3. The authors should discuss a potential benefit, which is the narrow confidence interval estimate obtained from the CMAQ for distance ≤1km as shown in Table 3, suggesting a higher precision of risk estimation at 46.8%. This should also be mentioned in the abstract, in place of the statement on the negative association beyond 3km.
4. The CMAQ model tended to underestimate in the month of April and May. Would there be any reason worthy of further discussion?

Below are some minor comments.

• In equation (1), the symbol “E” might not be necessary if you wish to retain the error term. Would it be better to write Y_ij, γ_j, and ε_ij to indicate a random intercept model for i measurements in j subject.
• Table 3, what does the asterisk represent?
• Line 249, “…negative trend for boys…” But the 95% confidence interval is very wide, so it may not necessarily be a negative trend. It merely suggests a non-linear association.

Reviewer 4 Report

So my expertise is in AD and not the atmospheric focus of the paper.  So please have the other reviewer comment on some of those specifics but my two big questions/concerns are:

1) The paper is arguing that CMAQ is superior to AQM because AQM shows a negative association at high NO2 levels while CMAQ does not.  But why are the authors certain this should be a linear relationship?  It seems within reason that specific concentrations of NO2 could be damaging, but too high, or too low concentrations could have differing effects.  Biology is filled with examples of "hormesis".  Alternatively, the very high values in AQM might indicate that some other compound is taking over impacting the disease.  For example, very high NO2 could be a marker of some other "protective" pollutant reaching levels of therapy - or very high levels could prompt the kids to go indoors and thus self-regulate their symptoms.  So please explain why CMAQ's linear relationship assures it is indeed superior.

2) Why are the two so different at all?  Figure 2 shows a pretty close overlap in the two metrics, so why do the author's think that the two metrics differ in impact on AD if they don't markedly differ in NO2 prediction levels?  If they are significantly different, please calculate and display that somehow.
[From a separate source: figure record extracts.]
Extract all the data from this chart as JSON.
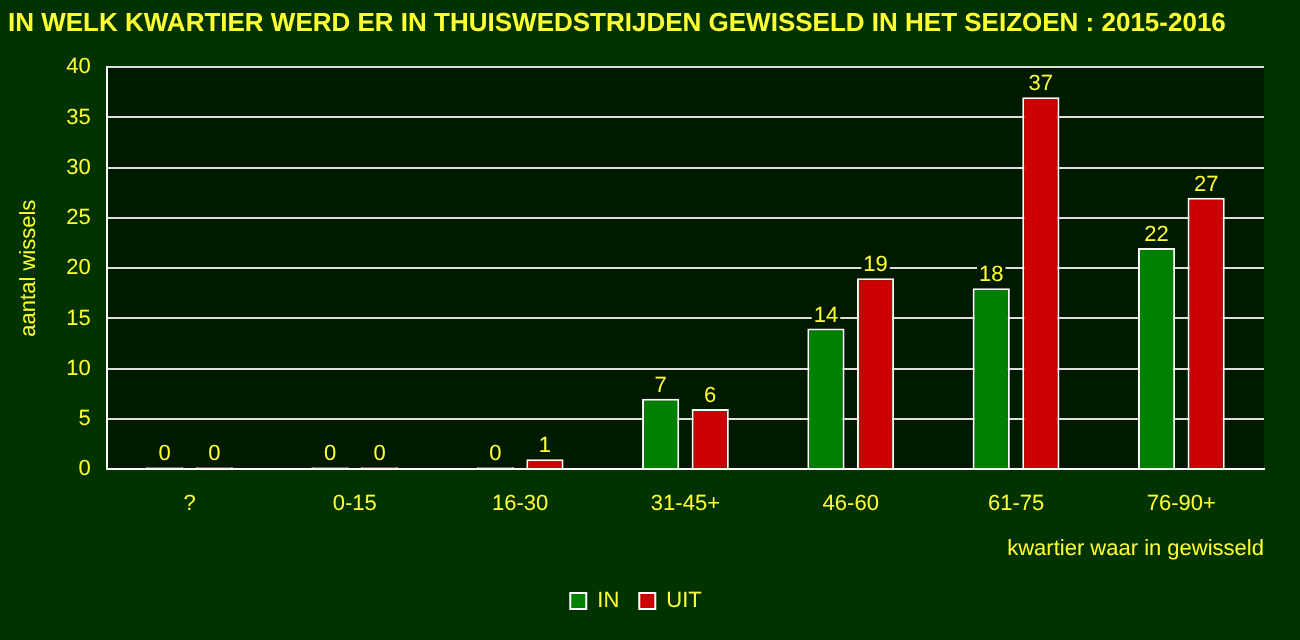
{
  "chart_data": {
    "type": "bar",
    "title": "IN WELK KWARTIER WERD ER IN THUISWEDSTRIJDEN GEWISSELD IN HET SEIZOEN : 2015-2016",
    "xlabel": "kwartier waar in gewisseld",
    "ylabel": "aantal wissels",
    "categories": [
      "?",
      "0-15",
      "16-30",
      "31-45+",
      "46-60",
      "61-75",
      "76-90+"
    ],
    "series": [
      {
        "name": "IN",
        "color": "#008000",
        "values": [
          0,
          0,
          0,
          7,
          14,
          18,
          22
        ]
      },
      {
        "name": "UIT",
        "color": "#cc0000",
        "values": [
          0,
          0,
          1,
          6,
          19,
          37,
          27
        ]
      }
    ],
    "ylim": [
      0,
      40
    ],
    "yticks": [
      0,
      5,
      10,
      15,
      20,
      25,
      30,
      35,
      40
    ],
    "grid": "y",
    "legend": "bottom",
    "data_labels": true
  }
}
3) I'm not understanding the metric of disease therapy indicated in figure 4.  The Y axis only says Log OR but what is this and what does this mean?  The paper would be MUCH stronger if the authors showed ppb versus the actual clinical metrics collected such as total SCORAD, the 0-4 metrics for each indicator (ie erythema, dryness, etc) and the separate sleep and itch complaints.  IE the authors need to make a figure for all the clinical scores versus the ppb calculations to make a comment on the association.  If you want to split into boys and girls, that makes sense, but if the conclusions are that higher ambient NO2 worsens AD symptoms than I would like to see AD symptoms contrasted against ambient NO2 for the entire study population.